Entreprendre des études en médecine en Haïti n’a jamais été facile. Le cursus est extrêmement long , minimum sept ans. Les études sont coûteuses ,exigeantes et absorbantes. Avoir une bourse n’est pas suffisant pour rester à l’UEH. Il faut être en mesure de la garder. « L’UEH est très stricte. Si l’étudiant ne travaille pas il y’a de forte chance qu’il perde sa bourse.  Depuis que j’ai entamé des études en médecine, je connais beaucoup de nuits blanches. Je me prive de distractions. Le stress est mon lot quotidien », révèle l’étudiante.

 En dehors de ses études universitaires, Marie Juliane taquine la muse. Elle l’auteure d’un recueil de poèmes en deux tomes « Ma Muse du Soir » publié aux Éditions Canapé-Vert de Madame Franck Paul. Dans le cadre de la 27ème édition de Livres en folie, sous la houlette professeur de Claude Bernard Sérant, elle a pu rédiger une dizaine d’articles.

Les crises sociopolitiques du pays affectent Marie Juliane David.

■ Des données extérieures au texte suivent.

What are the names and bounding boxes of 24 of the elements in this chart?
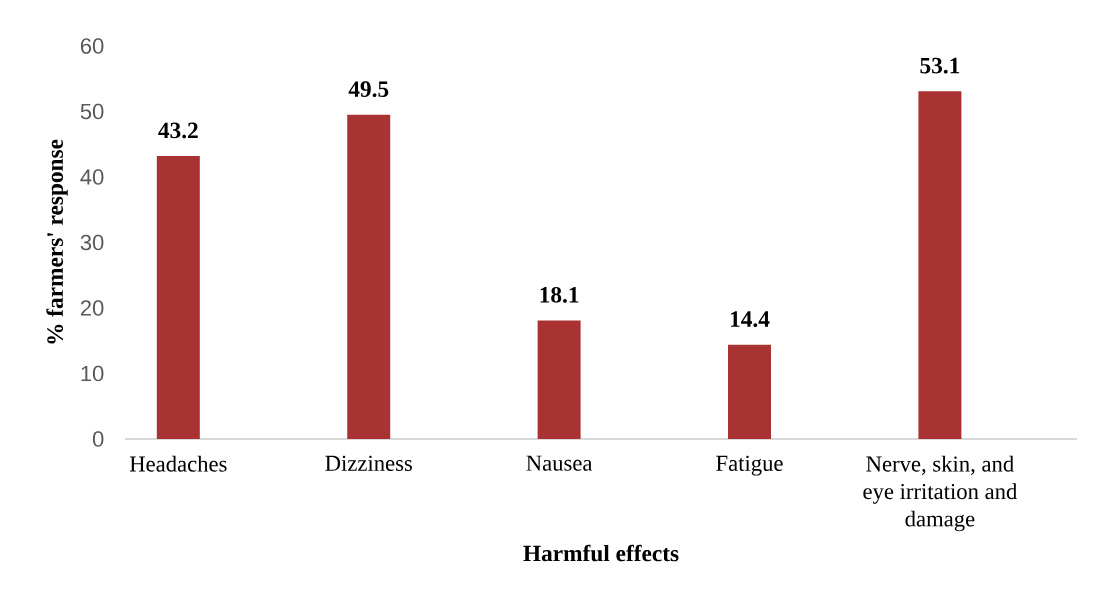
y-tick-label: 0 xyxy=(92,431,104,447)
data-label: 43.2 xyxy=(158,122,198,139)
y-tick-label: 40 xyxy=(80,169,104,185)
x-tick-label: Nerve, skin, and eye irritation and damage xyxy=(863,455,1018,532)
bar xyxy=(728,344,772,439)
data-label: 14.4 xyxy=(730,311,770,328)
x-axis-title: Harmful effects xyxy=(523,544,679,562)
y-tick-label: 10 xyxy=(81,365,104,382)
data-label: 49.5 xyxy=(348,81,389,98)
data-label: 18.1 xyxy=(540,286,579,303)
y-tick-label: 20 xyxy=(80,300,104,316)
y-axis-title: % farmers' response xyxy=(46,139,68,344)
bar xyxy=(156,156,200,439)
x-tick-label: Nausea xyxy=(526,455,593,471)
bar xyxy=(537,320,581,439)
x-tick-label: Fatigue xyxy=(716,455,783,476)
x-tick-label: Headaches xyxy=(129,455,227,472)
y-tick-label: 60 xyxy=(80,38,104,54)
bar xyxy=(918,91,962,439)
y-tick-label: 30 xyxy=(80,234,104,251)
x-tick-label: Dizziness xyxy=(325,455,412,471)
y-tick-label: 50 xyxy=(80,103,104,120)
bar xyxy=(347,114,391,439)
data-label: 53.1 xyxy=(920,57,960,74)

Elle raconte qu’à plusieurs reprises sa faculté a été la cible des manifestants. Pendant combien d’années Haïti stagnera dans cet état calamiteux qui poussent les meilleurs enfants du pays à prendre la porte de la sortie pour des cieux plus cléments ?

« Après toutes ces années d’études et de sacrifices, serai-je en mesure de rester dans le pays pour exercer mon métier ? », se demande la jeune étudiante face à la situation dégradante du pays.